Armenian officials have praised the administration of President Mikhail Saakashvili for thoroughly repairing the main Georgian highway leading to the Armenian border. They also admit that Saakashvili’s dramatic overhaul of Georgia’s formerly corrupt traffic police all but put an end to the extortion of bribes from Armenian motorists.

Bayburt was speaking to reporters in Yerevan where he and his Georgian-Armenian colleagues arrived at the invitation of parliament speaker Artur Baghdasarian. He said they discussed road tariffs and other issues relating to cross-border travel with Baghdasarian and other Armenian officials.

The situation in the Armenian-populated areas in southern Georgia was also high on the agenda of their talks. One of them, the Tsalka district, has been particularly restive in recent years with clashes periodically reported between local Armenians and Greeks and Georgians.

Tbilisi deployed interior troops in the area last year in a bid to keep the situation under control. However, tensions there rose again late last month after Georgian soldiers shot and wounded an Armenian youth in still uncertain circumstances.

The incident sparked protests in Tsalka and even Armenia where a group of nationalist students protested outside the Georgian embassy in Yerevan. The protesters linked it to the situation in Georgia’s main Armenian-populated region, Javakheti.

Bayburt, who is affiliated with Georgia’s largest governing party, disapproved of the protest. “People don’t know geography,” he said. “They should know that the Tsalka district is not part of Javakheti. It is wrong to politicize everything.”
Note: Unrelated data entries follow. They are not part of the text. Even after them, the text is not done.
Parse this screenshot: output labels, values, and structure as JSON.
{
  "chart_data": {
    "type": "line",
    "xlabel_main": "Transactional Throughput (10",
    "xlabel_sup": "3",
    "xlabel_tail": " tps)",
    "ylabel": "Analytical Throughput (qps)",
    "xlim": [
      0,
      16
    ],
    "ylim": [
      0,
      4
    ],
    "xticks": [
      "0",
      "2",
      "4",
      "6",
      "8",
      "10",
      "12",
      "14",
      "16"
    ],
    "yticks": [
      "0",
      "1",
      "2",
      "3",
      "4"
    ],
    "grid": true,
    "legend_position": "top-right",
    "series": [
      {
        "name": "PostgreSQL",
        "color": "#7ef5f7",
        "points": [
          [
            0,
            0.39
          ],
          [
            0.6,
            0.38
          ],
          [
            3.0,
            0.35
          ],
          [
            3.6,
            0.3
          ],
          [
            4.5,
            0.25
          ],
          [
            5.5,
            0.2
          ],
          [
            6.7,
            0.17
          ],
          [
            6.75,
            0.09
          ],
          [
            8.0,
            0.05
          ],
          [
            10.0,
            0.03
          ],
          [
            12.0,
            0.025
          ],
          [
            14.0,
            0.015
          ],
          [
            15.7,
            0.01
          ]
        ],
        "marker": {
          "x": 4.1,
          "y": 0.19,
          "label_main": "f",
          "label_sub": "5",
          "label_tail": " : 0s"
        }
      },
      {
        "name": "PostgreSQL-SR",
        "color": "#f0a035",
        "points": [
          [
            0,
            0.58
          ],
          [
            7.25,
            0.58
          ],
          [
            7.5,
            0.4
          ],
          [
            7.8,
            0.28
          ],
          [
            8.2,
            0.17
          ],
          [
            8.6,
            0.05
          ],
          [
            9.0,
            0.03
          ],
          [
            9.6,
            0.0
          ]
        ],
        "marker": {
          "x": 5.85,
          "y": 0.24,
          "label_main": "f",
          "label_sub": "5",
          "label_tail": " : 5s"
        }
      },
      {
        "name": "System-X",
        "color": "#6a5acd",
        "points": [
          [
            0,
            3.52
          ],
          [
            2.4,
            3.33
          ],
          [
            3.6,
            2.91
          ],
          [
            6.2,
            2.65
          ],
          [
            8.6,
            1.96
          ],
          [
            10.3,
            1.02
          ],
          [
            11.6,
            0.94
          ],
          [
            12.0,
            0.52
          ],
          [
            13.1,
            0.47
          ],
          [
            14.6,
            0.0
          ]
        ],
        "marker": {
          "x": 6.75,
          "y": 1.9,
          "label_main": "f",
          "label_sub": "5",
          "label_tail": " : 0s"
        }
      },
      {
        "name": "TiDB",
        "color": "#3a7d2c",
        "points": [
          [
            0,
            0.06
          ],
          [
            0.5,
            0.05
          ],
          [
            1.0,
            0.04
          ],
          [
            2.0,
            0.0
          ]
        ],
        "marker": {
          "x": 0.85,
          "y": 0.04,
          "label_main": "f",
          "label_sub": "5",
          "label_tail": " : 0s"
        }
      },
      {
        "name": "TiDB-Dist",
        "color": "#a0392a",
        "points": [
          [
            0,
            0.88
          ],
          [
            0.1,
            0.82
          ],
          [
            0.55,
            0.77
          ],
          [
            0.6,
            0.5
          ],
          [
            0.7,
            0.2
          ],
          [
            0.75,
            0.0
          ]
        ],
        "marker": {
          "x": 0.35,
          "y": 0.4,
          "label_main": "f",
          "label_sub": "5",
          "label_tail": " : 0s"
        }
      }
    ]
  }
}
Meanwhile, speaker Baghdasarian was quoted by his press service as telling the visiting Georgian-Armenian deputies that he and his Georgian counterpart Nino Burjanadze will soon jointly visit Javakheti to assess progress in stated government efforts to alleviate the region’s serious socioeconomic problems. Those problems may be further aggravated by the upcoming closure of a local Russian military base, the area’s single largest employer.

Saakashvili on Monday again sought to allay the Javakheti Armenians’ concerns, announcing that the economically depressed and largely agricultural region will become the principal supplier of foodstuffs to the Georgian military. “Today, together with the Georgian defense minister, we have decided that all 20,000 military personnel of the Georgian armed forces … will be fully supplied with agricultural produce by residents of [the Javakheti districts of] Akhalkalaki and Ninotsminda,” Saakashvili said in a speech in Tbilisi.

“We will buy this produce in Ninotsminda and Akhalkalaki, so that none of our citizens of Armenian origin or any person living there has any concerns about the loss of income because the Georgian state is growing stronger in the area and foreign influence is weakening,” he added.